For completeness's sake, here's how that prompt looks in code:
image_elements = [
{
"type": "image_url",
"image_url": {"url": "<a url>", "detail": "low"},
}
]
response = client.chat.completions.create(
model="gpt-4o-mini",
messages=[
{
"role": "user",
"content": [
{
"type": "image_url",
"image_url": {
"url": image_to_data_url("./testing/reference.jpeg"),
"detail": "low",
},
},
{
"type": "text",
"text": "Above is a picture of a robot. Tell me if the following images are of the same robot. Only use the function to report your answer.",
},
],
},
{
"role": "assistant",
"content": [
{
"type": "text",
"text": "Understood!",
}
],
},
{
"role": "user",
"content": [
*image_elements,
{
"type": "text",
"text": f"Here are {len(image_paths)} images. Use the function report_image_contents for each image to tell me if they contain the robot.",
},
],
},
],
# ... model settings (removed for brevity)
tools=[json.load(open("function.json"))], # That json from earlier
)
# Access the actual tool calls!
print(response.choices[0].message.tool_calls)

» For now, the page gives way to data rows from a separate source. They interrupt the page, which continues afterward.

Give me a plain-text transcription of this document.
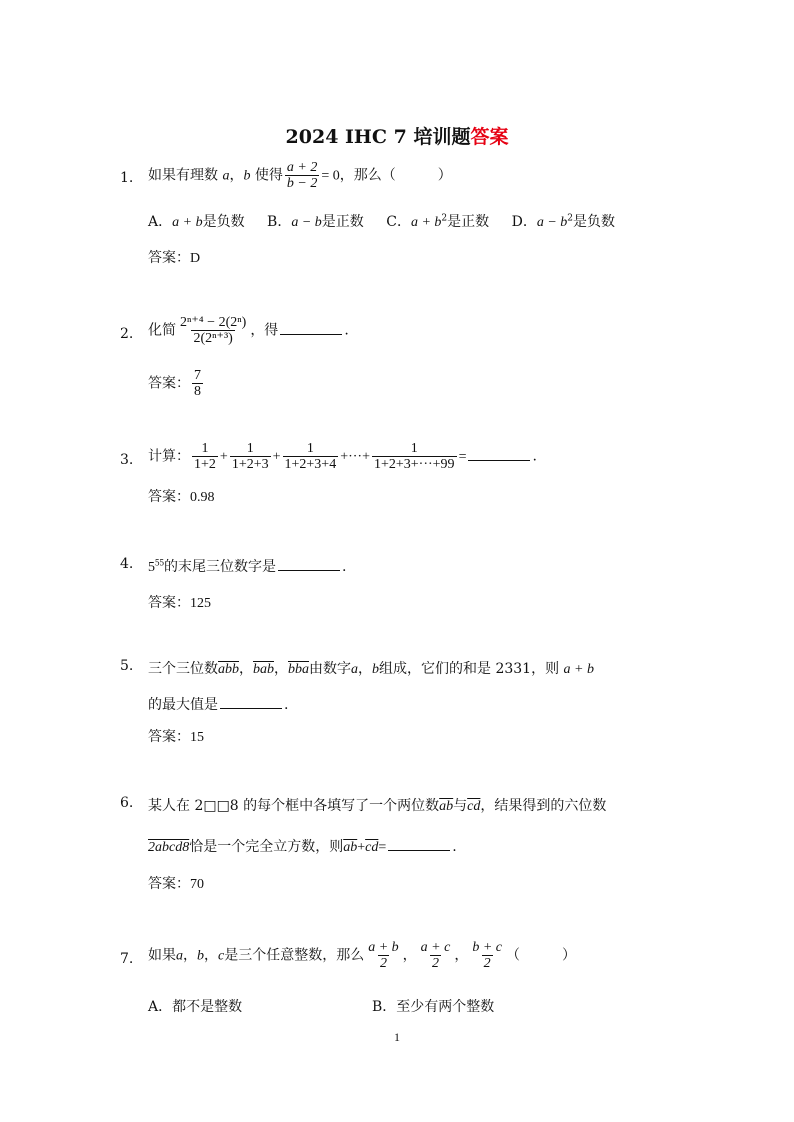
2024 IHC 7 培训题答案
1. 如果有理数 a，b 使得 $\frac{a + 2}{b - 2} = 0$，那么（	）
A．a + b是负数 B．a − b是正数 C．$a + b^2$是正数 D．$a - b^2$是负数
答案：D
2. 化简 $\frac{\text{2ⁿ⁺⁴ − 2(2ⁿ)}}{\text{2(2ⁿ⁺³)}}$ ，得	.
答案： $\frac{7}{8}$
3. 计算： $\frac{1}{1+2} + \frac{1}{1+2+3} + \frac{1}{1+2+3+4}$ +···+ $\frac{1}{1+2+3+\cdot\cdot\cdot+99}$ =	.
答案：0.98
4. $5^{55}$的末尾三位数字是	.
答案：125
5. 三个三位数$\overline{abb}$，$\overline{bab}$，$\overline{bba}$由数字a，b组成，它们的和是 2331，则 a + b
的最大值是	.
答案：15
6. 某人在 2□□8 的每个框中各填写了一个两位数$\overline{ab}$与$\overline{cd}$，结果得到的六位数
2abcd8恰是一个完全立方数，则$\overline{ab}+\overline{cd}=$	.
答案：70
7. 如果a，b，c是三个任意整数，那么 $\frac{a + b}{2}$ ， $\frac{a + c}{2}$ ， $\frac{b + c}{2}$ （	）
A．都不是整数	B．至少有两个整数
1
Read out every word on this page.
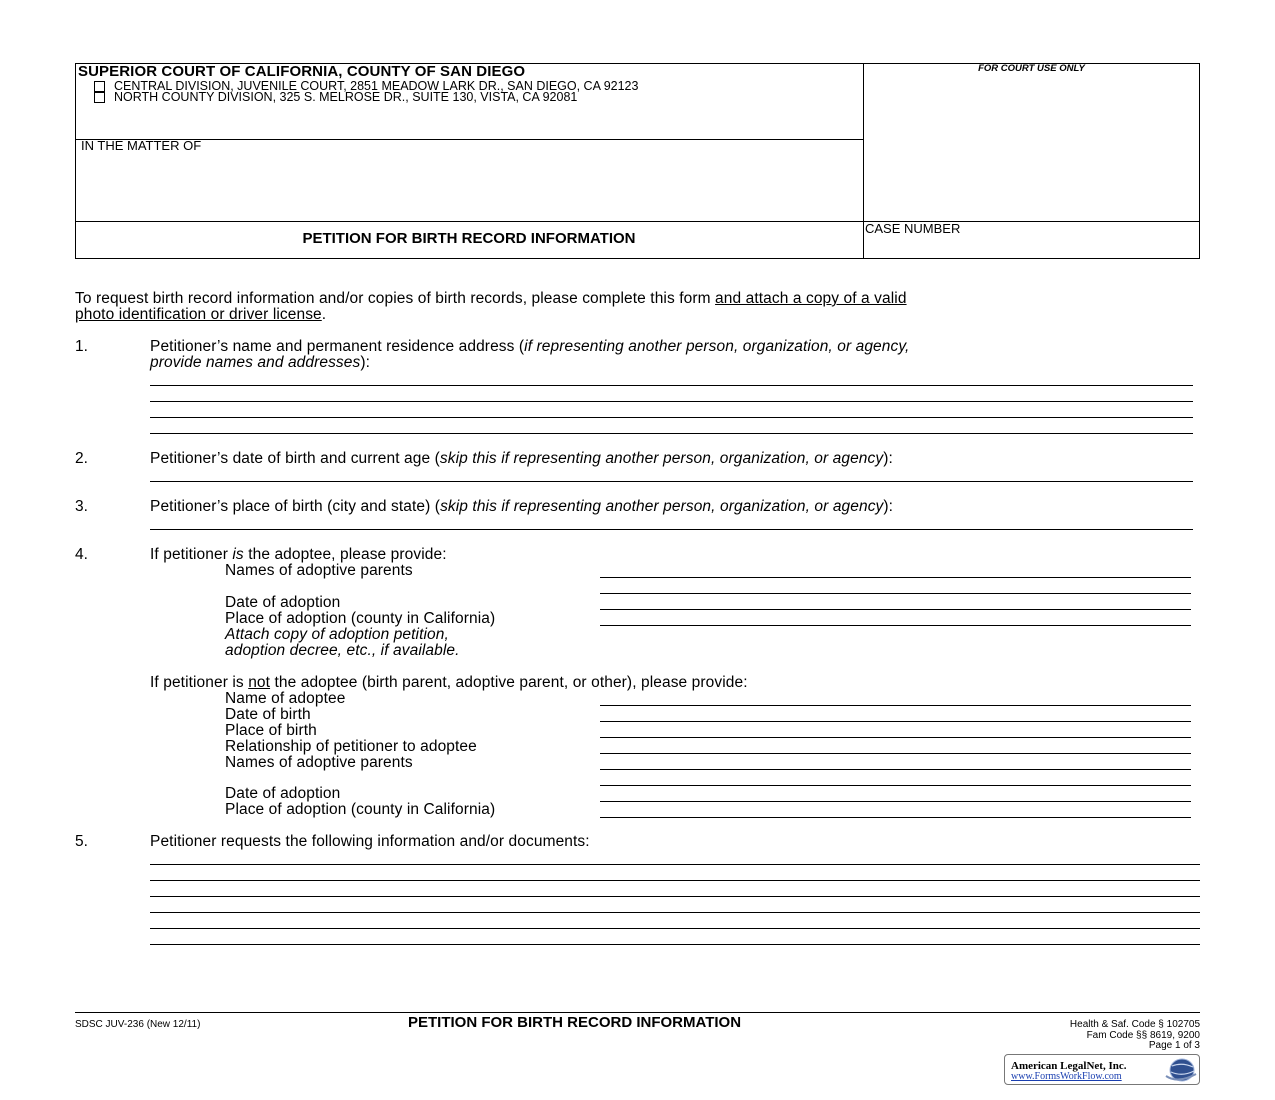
SUPERIOR COURT OF CALIFORNIA, COUNTY OF SAN DIEGO
CENTRAL DIVISION, JUVENILE COURT, 2851 MEADOW LARK DR., SAN DIEGO, CA 92123
NORTH COUNTY DIVISION, 325 S. MELROSE DR., SUITE 130, VISTA, CA 92081
FOR COURT USE ONLY
IN THE MATTER OF
PETITION FOR BIRTH RECORD INFORMATION
CASE NUMBER
To request birth record information and/or copies of birth records, please complete this form and attach a copy of a valid
photo identification or driver license.
1.	Petitioner’s name and permanent residence address (if representing another person, organization, or agency,
provide names and addresses):
2.	Petitioner’s date of birth and current age (skip this if representing another person, organization, or agency):
3.	Petitioner’s place of birth (city and state) (skip this if representing another person, organization, or agency):
4.	If petitioner is the adoptee, please provide:
Names of adoptive parents
Date of adoption
Place of adoption (county in California)
Attach copy of adoption petition,
adoption decree, etc., if available.
If petitioner is not the adoptee (birth parent, adoptive parent, or other), please provide:
Name of adoptee
Date of birth
Place of birth
Relationship of petitioner to adoptee
Names of adoptive parents
Date of adoption
Place of adoption (county in California)
5.	Petitioner requests the following information and/or documents:
SDSC JUV-236 (New 12/11)	PETITION FOR BIRTH RECORD INFORMATION	Health & Saf. Code § 102705
Fam Code §§ 8619, 9200
Page 1 of 3
American LegalNet, Inc.
www.FormsWorkFlow.com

On my test set of 10 positive and 10 negative cases I manually dug up, this worked 100%, so that's great! I threw togehter a better harness than just printing, parallelized it with a 15 worker ThreadPoolExecutor and a chunk size of 10, and let it go! It took about 30 minutes to process all 4000 images, leaving us with 108 positive images. After manual review, 8 of those positive images were false (about 6%) and we got a nice 100 shots of Pantheon Season 2 that contain Raine!
For what we need, this worked out pretty well. A healthy and diverse set of reference images, many of which would have been hard to notice myself. All in all, it took about 12,300,000 tokens with gpt-4o-mini for the final long run, and including all my testing, I spent only $2.06 for all 4k images and many evaluation runs! I'd say I'm very impressed with 4o mini and will definitely be coming up with more things to try it on.
Oh, I'd show you a little gallery of Raine shots, but I think you should just go watch the show and see them for yourself. Have fun!
Onto Part 2 - Gaining A Dimension
This will, unfortunately, be left to another time! Raine looks frankly really weird and has a lot of internal void space between the legs and in the handle of the rice cooker. For the same reasons that YOLO and friends would be difficult to use on her, the existing pre-trained image-to-3d models don't really do great here either! I'll be back with some news on artists or maybe a quest to learn blender myself another time.
In the meantime, go watch Pantheon! You won't regret it.